First, let me say that I am not emotionally in favor of dry housing.
Having said it, now I must once again point out the following:
*Over 95% of all fraternity insurance claims are alcohol related. This includes injuries, property damage and even deaths.
*Because of the above, there is an ever increasing number of fraternities who cannot get insurance from anywhere.
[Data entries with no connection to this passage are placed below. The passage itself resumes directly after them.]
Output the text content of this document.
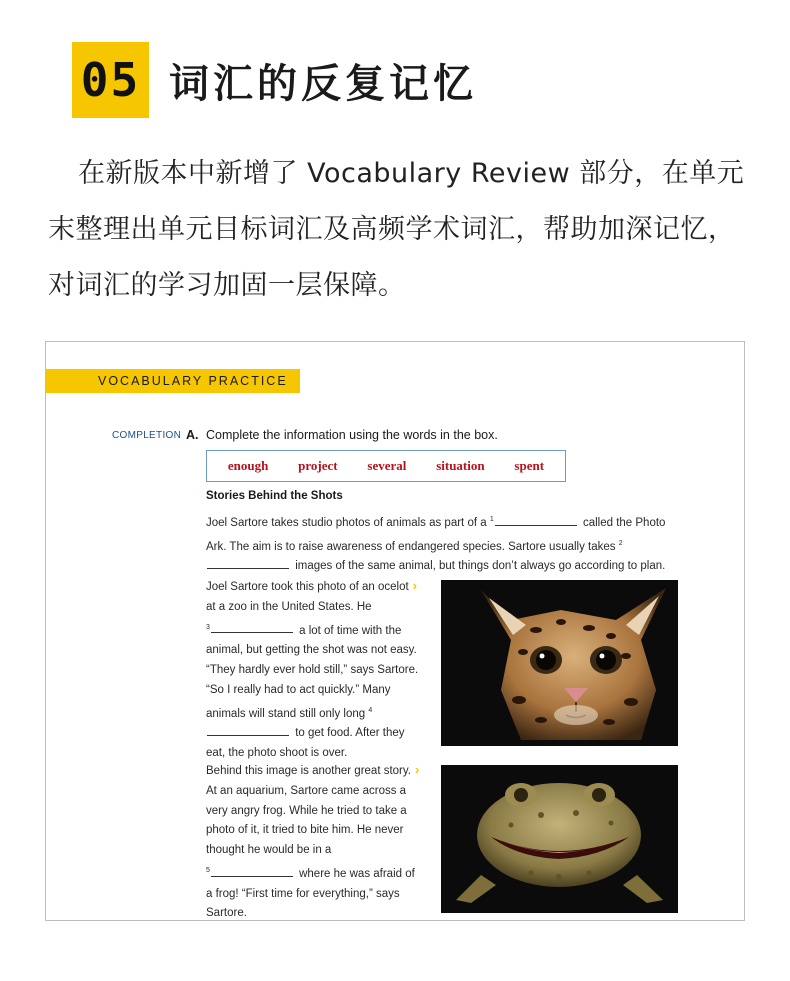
05 词汇的反复记忆
在新版本中新增了 Vocabulary Review 部分，在单元末整理出单元目标词汇及高频学术词汇，帮助加深记忆，对词汇的学习加固一层保障。
VOCABULARY PRACTICE
COMPLETION A. Complete the information using the words in the box.
enough project several situation spent
Stories Behind the Shots
Joel Sartore takes studio photos of animals as part of a $^1$	called the Photo Ark. The aim is to raise awareness of endangered species. Sartore usually takes $^2$ images of the same animal, but things don’t always go according to plan.
Joel Sartore took this photo of an ocelot ›
at a zoo in the United States. He
$^3$	a lot of time with the animal, but getting the shot was not easy. “They hardly ever hold still,” says Sartore. “So I really had to act quickly.” Many animals will stand still only long $^4$ to get food. After they eat, the photo shoot is over.
Behind this image is another great story. ›
At an aquarium, Sartore came across a very angry frog. While he tried to take a photo of it, it tried to bite him. He never thought he would be in a
$^5$	where he was afraid of a frog! “First time for everything,” says Sartore.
That number is growing and will continue to grow.
*A number of those fraternities have banded together to fund a kind of self insurance pool.
*The amount of money in that pool is nowhere close to what a major insurance company has.
*A very few (possibly as little as two or three) really major claims against this consortium could bankrupt the fund and may well bankrupt all of it's participants.
At that point, the debate will end, because those fraternities will cease to exist.
In the final analysis, all of the arguments about third parties, driving to bars, legal drinking age and all the others will be moot.
We will have killed the organizations that we all love.
A fraternity chapter at Ohio University just closed because of a $2 million award paid by it's national to the parents of a member (at another school) who died in an alcohol related case. That national had to raise it's insusrance bill to over $300 per man. The chapter simply couldn't afford to stay open.
What you are potentially arguing here is not the future of dry or wet housing, but the future of the entire fraternity system.
The real tragedy is that the problem has gotten to this point. Moderation in alcohol consumption is the key. Unfortunately, our track record is terrible.
And Greeks continue to die.
And so, if moderation is not achieved (and I see nothing to indicate that it will be), dry housing is inevitable.
Those are plain, unemotional, dollars and cents facts.
I don't like it, but unless you all are willing to put your house in order, that's what I see in the future.